One last thing about this. This is exactly why players like Antonio Brown and Terrell Owens are in demand in the NFL, in spite of giant character problems. When the ball is in the air, Brown will do anything he can to catch it, while players like Henry Ruggs look for excuses to come up just short. I really believe that if the Jets defenders had the mental make up of Brown and Owens, they would have found a way to get to Carr.
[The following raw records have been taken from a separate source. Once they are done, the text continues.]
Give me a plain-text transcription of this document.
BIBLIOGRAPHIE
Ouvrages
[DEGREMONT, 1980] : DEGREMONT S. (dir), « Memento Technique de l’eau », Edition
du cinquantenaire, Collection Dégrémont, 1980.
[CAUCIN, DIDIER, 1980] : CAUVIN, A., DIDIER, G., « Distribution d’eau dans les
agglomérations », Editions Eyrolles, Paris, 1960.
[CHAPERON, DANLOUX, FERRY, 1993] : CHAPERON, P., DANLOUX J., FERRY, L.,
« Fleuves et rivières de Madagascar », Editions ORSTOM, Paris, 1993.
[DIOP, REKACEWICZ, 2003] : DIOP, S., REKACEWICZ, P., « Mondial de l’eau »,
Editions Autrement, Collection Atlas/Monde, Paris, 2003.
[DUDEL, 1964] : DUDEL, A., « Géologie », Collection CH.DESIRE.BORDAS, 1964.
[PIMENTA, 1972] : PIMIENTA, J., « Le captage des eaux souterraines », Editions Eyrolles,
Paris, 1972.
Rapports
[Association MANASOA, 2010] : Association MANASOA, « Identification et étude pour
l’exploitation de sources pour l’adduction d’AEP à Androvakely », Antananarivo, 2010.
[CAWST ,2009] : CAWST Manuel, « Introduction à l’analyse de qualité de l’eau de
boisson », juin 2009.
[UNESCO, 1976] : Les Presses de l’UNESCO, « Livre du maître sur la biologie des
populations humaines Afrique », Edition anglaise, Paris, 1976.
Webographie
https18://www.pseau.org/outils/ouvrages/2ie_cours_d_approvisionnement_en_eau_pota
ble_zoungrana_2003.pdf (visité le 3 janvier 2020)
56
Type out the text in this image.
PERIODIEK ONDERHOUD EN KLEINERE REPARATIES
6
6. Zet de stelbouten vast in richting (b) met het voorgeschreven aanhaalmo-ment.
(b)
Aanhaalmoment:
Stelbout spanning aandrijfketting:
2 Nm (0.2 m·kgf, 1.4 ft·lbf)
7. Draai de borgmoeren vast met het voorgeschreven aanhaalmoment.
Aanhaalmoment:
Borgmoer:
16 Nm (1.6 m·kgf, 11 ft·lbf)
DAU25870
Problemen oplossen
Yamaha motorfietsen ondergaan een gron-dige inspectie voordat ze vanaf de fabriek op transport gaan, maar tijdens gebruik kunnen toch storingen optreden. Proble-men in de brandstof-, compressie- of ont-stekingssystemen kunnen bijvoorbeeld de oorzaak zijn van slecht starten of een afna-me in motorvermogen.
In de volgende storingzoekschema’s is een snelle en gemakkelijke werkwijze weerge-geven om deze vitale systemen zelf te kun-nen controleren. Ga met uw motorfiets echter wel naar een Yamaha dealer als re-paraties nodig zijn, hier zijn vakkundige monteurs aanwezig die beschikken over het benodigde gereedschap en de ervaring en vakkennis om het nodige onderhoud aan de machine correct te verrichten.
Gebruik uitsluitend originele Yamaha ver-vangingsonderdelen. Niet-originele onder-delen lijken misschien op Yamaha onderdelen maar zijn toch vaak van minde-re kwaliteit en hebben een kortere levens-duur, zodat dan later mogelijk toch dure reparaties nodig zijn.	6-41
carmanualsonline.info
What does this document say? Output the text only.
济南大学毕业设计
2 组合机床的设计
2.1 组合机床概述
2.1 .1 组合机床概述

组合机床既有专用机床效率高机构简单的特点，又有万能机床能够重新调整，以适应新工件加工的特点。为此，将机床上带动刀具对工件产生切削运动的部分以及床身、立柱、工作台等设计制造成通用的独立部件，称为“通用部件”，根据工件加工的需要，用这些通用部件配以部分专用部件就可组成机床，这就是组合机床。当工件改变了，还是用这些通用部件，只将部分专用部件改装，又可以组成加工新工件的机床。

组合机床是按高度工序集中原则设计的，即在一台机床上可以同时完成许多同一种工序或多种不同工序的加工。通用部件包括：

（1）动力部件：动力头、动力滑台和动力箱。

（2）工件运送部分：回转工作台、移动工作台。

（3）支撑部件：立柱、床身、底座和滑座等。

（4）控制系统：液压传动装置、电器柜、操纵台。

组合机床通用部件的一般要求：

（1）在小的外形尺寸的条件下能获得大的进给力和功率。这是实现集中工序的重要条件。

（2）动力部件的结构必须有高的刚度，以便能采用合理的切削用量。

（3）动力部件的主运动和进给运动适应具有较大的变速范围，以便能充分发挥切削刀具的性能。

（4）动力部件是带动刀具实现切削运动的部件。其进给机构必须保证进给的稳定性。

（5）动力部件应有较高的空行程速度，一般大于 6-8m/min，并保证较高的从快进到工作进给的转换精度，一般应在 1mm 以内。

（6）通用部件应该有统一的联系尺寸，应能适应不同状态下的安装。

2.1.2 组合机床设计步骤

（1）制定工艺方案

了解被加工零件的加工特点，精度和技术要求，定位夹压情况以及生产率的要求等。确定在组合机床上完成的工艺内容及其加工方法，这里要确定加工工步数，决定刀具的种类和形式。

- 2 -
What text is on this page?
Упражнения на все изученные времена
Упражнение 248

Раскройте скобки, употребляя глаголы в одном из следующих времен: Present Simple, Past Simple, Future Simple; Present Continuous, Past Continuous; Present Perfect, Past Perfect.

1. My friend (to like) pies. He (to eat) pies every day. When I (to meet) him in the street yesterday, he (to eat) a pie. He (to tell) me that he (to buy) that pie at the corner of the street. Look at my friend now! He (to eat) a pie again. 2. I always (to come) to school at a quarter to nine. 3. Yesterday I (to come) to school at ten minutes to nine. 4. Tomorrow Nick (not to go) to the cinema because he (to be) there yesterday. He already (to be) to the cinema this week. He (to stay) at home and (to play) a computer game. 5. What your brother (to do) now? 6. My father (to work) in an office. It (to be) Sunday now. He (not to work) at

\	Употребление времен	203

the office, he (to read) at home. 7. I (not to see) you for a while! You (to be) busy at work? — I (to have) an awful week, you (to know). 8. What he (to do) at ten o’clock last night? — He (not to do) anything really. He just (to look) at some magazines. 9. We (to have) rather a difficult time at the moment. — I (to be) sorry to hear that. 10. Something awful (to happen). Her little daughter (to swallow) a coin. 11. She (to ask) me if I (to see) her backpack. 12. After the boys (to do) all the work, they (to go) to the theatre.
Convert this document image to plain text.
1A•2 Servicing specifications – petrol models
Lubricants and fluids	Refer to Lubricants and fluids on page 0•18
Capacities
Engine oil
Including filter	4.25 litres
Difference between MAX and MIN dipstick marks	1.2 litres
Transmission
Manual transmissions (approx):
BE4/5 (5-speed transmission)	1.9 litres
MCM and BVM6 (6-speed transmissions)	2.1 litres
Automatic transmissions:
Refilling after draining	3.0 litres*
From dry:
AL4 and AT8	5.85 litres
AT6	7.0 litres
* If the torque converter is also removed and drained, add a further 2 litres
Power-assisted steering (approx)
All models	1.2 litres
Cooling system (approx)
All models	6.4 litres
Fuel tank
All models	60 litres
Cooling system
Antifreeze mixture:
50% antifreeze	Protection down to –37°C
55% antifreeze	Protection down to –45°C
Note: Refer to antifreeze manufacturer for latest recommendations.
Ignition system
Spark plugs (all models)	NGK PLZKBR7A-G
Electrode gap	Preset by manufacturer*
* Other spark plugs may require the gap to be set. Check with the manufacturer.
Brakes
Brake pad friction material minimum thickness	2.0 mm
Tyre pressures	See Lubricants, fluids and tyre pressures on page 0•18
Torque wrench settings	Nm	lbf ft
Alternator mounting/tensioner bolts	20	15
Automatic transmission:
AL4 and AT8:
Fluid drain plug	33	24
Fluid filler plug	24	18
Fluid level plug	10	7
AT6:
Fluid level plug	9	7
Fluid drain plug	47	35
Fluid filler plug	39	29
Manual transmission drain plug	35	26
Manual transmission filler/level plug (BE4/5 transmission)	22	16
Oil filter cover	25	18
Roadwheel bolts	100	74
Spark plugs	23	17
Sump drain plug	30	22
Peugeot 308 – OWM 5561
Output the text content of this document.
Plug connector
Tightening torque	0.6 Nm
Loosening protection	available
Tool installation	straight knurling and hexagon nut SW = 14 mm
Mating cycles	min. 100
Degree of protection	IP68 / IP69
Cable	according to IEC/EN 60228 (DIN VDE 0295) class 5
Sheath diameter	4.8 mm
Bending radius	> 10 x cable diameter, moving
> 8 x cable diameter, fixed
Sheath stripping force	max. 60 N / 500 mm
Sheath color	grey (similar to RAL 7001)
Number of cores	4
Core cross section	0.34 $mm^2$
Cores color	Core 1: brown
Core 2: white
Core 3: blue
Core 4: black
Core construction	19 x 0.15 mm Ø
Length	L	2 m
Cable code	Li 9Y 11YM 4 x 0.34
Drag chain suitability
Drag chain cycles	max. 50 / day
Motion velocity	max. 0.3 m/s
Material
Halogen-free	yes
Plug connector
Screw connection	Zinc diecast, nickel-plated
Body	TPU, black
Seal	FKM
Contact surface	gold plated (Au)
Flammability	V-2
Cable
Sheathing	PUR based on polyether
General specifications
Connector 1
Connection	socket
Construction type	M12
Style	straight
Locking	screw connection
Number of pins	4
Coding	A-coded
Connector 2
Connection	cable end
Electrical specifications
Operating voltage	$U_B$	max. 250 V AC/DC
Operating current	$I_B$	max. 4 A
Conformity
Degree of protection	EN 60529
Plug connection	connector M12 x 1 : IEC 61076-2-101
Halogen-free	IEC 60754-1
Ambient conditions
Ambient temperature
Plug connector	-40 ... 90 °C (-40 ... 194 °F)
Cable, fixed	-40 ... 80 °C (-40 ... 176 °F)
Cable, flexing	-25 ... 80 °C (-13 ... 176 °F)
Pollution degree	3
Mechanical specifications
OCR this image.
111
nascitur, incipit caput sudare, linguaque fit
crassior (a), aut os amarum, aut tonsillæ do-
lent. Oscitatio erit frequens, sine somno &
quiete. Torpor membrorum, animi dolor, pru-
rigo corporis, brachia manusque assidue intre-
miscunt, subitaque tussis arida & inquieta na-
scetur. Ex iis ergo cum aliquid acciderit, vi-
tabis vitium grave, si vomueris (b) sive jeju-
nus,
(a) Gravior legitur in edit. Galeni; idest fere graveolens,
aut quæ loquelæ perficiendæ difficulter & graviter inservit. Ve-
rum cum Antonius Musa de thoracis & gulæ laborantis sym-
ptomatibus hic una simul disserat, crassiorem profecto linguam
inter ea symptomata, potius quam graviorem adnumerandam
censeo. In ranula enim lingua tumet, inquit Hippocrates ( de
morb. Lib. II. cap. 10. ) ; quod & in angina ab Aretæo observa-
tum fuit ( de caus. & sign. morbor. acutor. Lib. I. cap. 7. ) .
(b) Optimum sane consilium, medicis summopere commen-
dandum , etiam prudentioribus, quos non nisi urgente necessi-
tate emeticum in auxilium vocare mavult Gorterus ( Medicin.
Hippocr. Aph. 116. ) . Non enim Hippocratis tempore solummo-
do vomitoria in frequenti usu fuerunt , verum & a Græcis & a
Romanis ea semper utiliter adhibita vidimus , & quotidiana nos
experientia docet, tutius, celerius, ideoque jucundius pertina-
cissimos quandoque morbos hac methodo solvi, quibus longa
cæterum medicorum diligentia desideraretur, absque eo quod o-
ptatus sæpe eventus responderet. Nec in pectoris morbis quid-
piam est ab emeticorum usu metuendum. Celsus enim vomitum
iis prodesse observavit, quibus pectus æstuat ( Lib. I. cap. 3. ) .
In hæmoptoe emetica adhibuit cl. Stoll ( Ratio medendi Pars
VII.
If you were an NFL coach whose living depended on your players making the plays to make you look good, who would you want on your team?
In spite of a 4-2 record last week, I again lost on the 49ers!!! I guess I could not be a member of the US Senate, because I’ll do everyone a favor and stick by what I said last week and offer no opinions on any game involving the 49ers for the rest of the year. (I mean season, because I won’t start again on Jan. 1) If you are one of the few who took my advice on any 49er game, take solace that there will be no more 49er incorrect predictions from me.
Luckily, there are 31 other teams for me to misunderstand. Here are my picks for Week 14 (the first week of fantasy playoffs in many leagues) against the spread on espn.com/nfl/lines
Houston Texans (-1 ½) at Chicago Bears It appears to me that the Bears have gone into early hibernation and some players are taking money under the pretext of giving 100% effort.
Cincinnati Bengals (+3 ½) vs. Dallas Cowboys See above because it applies to the Cowboys as well, except real Cowboys don’t hibernate.
Miami Dolphins (+7) vs. Kansas City Chiefs It bothers me, and maybe no one else, that the Chiefs only move the ball when they throw it.
New York Giants (+2) vs. Arizona Cardinals I see two teams moving in opposite directions, with the Giants going the right way.
Tampa Bay Buccaneers (-6 ½) vs Minnesota Vikings I think the Bucs will win by a lot for many reasons…Bucs coming off a bye, Tom Brady, Kirk Cousins, Cook vs. the Bucs run defense, and Bucs receivers vs. the Vikings secondary to name a few off the top of my head.
NY Jets on the money line vs. Seattle…jk
Pittsburgh Steelers (+2 ½) at Buffalo Bills Many times, a loss like Pittsburgh had on Monday makes a team better. Or maybe it’s showing the world the flaws the Steelers have. I’ll bet the former.